Old Barn, New Life

Robert Rausch
by Joe Bargmann - Alabama - April/May 2009

How an Alabama family turned a wooden shell into a genteel home

The Bodnar residence, a salvaged barn set on a sloping piece of farmland outside of Birmingham, Alabama, is the kind of place that seems almost sepia toned, like those charming vintage photographs taken a century ago.

That notion of time, of recognizing one’s place in it, is important to John Michael Bodnar, a restaurateur, and his wife, Shay. So is the sense of the word land—having respect for it, feeling a connection to it, being aware that they are part of a bigger picture.

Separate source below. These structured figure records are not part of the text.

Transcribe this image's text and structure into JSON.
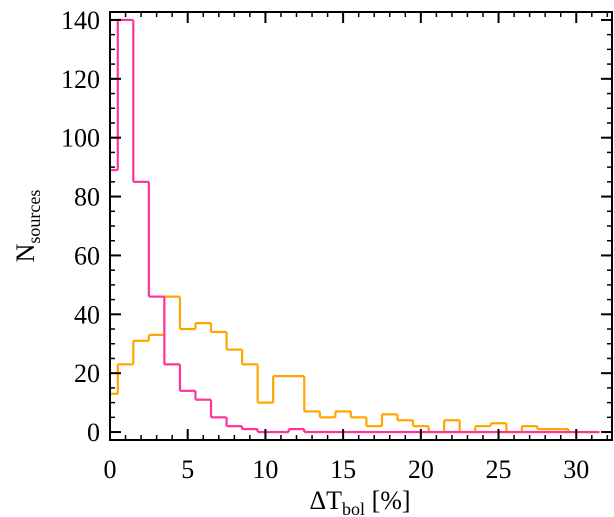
{
  "chart_data": {
    "type": "histogram",
    "bins": [
      -0.5,
      0.5,
      1.5,
      2.5,
      3.5,
      4.5,
      5.5,
      6.5,
      7.5,
      8.5,
      9.5,
      10.5,
      11.5,
      12.5,
      13.5,
      14.5,
      15.5,
      16.5,
      17.5,
      18.5,
      19.5,
      20.5,
      21.5,
      22.5,
      23.5,
      24.5,
      25.5,
      26.5,
      27.5,
      28.5,
      29.5,
      30.5,
      31.5
    ],
    "series": [
      {
        "color": "#ffa500",
        "values": [
          13,
          23,
          31,
          33,
          46,
          35,
          37,
          34,
          28,
          23,
          10,
          19,
          19,
          7,
          5,
          7,
          5,
          2,
          6,
          4,
          2,
          0,
          4,
          0,
          2,
          3,
          0,
          2,
          1,
          1,
          0,
          0
        ]
      },
      {
        "color": "#ff3399",
        "values": [
          89,
          140,
          85,
          46,
          23,
          14,
          11,
          5,
          2,
          1,
          0,
          0,
          1,
          0,
          0,
          0,
          0,
          0,
          0,
          0,
          0,
          0,
          0,
          0,
          0,
          0,
          0,
          0,
          0,
          0,
          0,
          0
        ]
      }
    ],
    "xlabel": "ΔT",
    "xlabel_sub": "bol",
    "xlabel_unit": " [%]",
    "ylabel": "N",
    "ylabel_sub": "sources",
    "xlim": [
      0,
      32.3
    ],
    "ylim": [
      -2.7,
      142.7
    ],
    "xticks": [
      0,
      5,
      10,
      15,
      20,
      25,
      30
    ],
    "yticks": [
      0,
      20,
      40,
      60,
      80,
      100,
      120,
      140
    ]
  }
}
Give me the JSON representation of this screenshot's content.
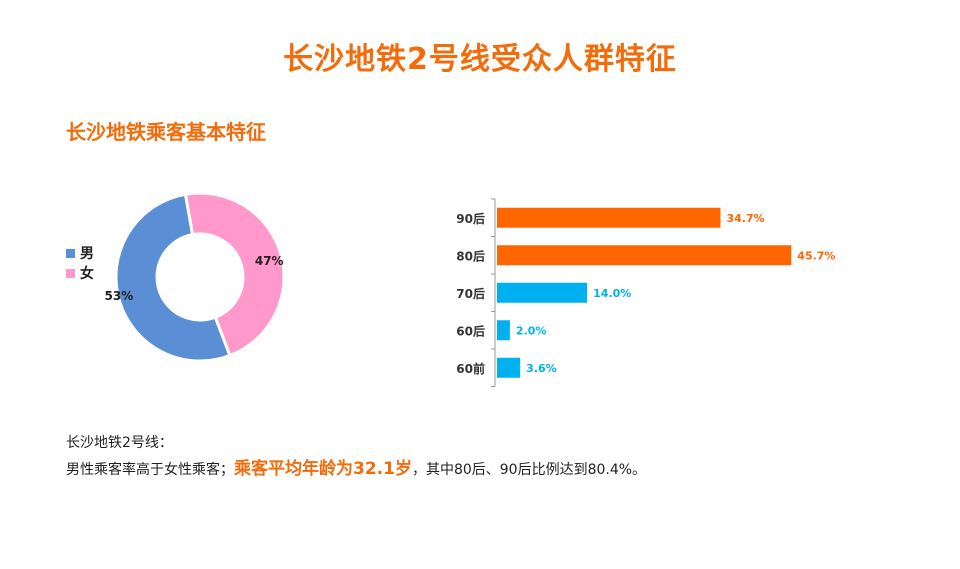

All that idealism aside, when it came time to pick a place to raise her children—Francie, five; Isabella, three; and Lila, two—living in barn wasn’t exactly what Shay had in mind. Slowly, John Michael convinced her that the idea made perfect sense. It made sense for the environment because they were repurposing old materials, and it made sense for their family because John Michael had long ties to farming. When the decision was finally made to go through with it, he had a Pennsylvania barn trucked to Alabama, and he soon turned to architect Jeff Dungan of the Birmingham firm Dungan & Nequette for help transforming the wooden shell into a home.

“I went to Jeff and I said, ‘I want to build a barn. Here are the dimensions, and here are my general ideas,’” recalls John Michael. “I was expecting him to be like, ‘What? Are you nuts?’ But he just said, ‘Okay, let’s do it.’”

Working from a crude sketch, Dungan created a set of plans. The general structure of the barn remained unchanged, but the architects added a windowed cupola that pours light into the main room, designed four bedrooms and three bathrooms that constitute roughly a third of the home’s 3,300 square feet, and punched windows into the sides of the barn to provide views of the woods, the fields of vegetables and fruit trees, the chicken coop, and John Michael’s workshop.

The process was collaborative by necessity, because John Michael held strong ideas about energy efficiency and sustainability. For instance, he dictated the use of SIPs—structural insulated panels, which are essentially six inches of foam insulation sandwiched between plywood—to envelop the entire barn. John Michael also wanted—and got—a cutting-edge heating and cooling system, which consists of a massive wood-burning “Russian stove” and a complex geothermal setup with pipes circulating from the house through a series of six 200-foot-deep wells.

“I felt like a midwife with this home,” Dungan says. “It was different than 99 percent of the other projects I do, where I get input from the client, go away, and then deliver plans to them, saying, ‘Well, here it is!’ With this project, I was more of an assistant! I would say to John Michael, ‘I don’t know anything about a Russian stove!’ Or ‘Well, I’ve read about geothermal heating and cooling systems, but I’ve never put one in.’ This house was out in front of anything I’d seen or done before.”

“When I describe our place to people, it’s hard for them to grasp,” Shay says. “You can’t really put a lot of makeup on it. It is what it is. It’s just a barefoot house. We’re beyond casual, and we’re always together as a family. This big open room is where we spend most of our time.”

It is also where they swing—literally, on an old-fashioned rope design, complete with a wooden seat. It hangs from one of the crossbeams, adding a touch of whimsy to the room. “Everybody swings on it,” Shay says. “The kids love it. The swing just kind of describes who we are.”

The swing is playful for sure, but when visitors arrive—and when they depart—they must pass by something even more in spirit with the Bodnar philosophy: a six-foot-tall chicken sculpture sitting atop a hill next to the house.

The sculpture, of course, guards the chicken coop. “It’s great for the kids,” Shay says. “They get to know how things grow.”

Which is yet another lesson in understanding that all of it—from the eggs to the chickens, to the old barn itself—is part of a great big circle they call home.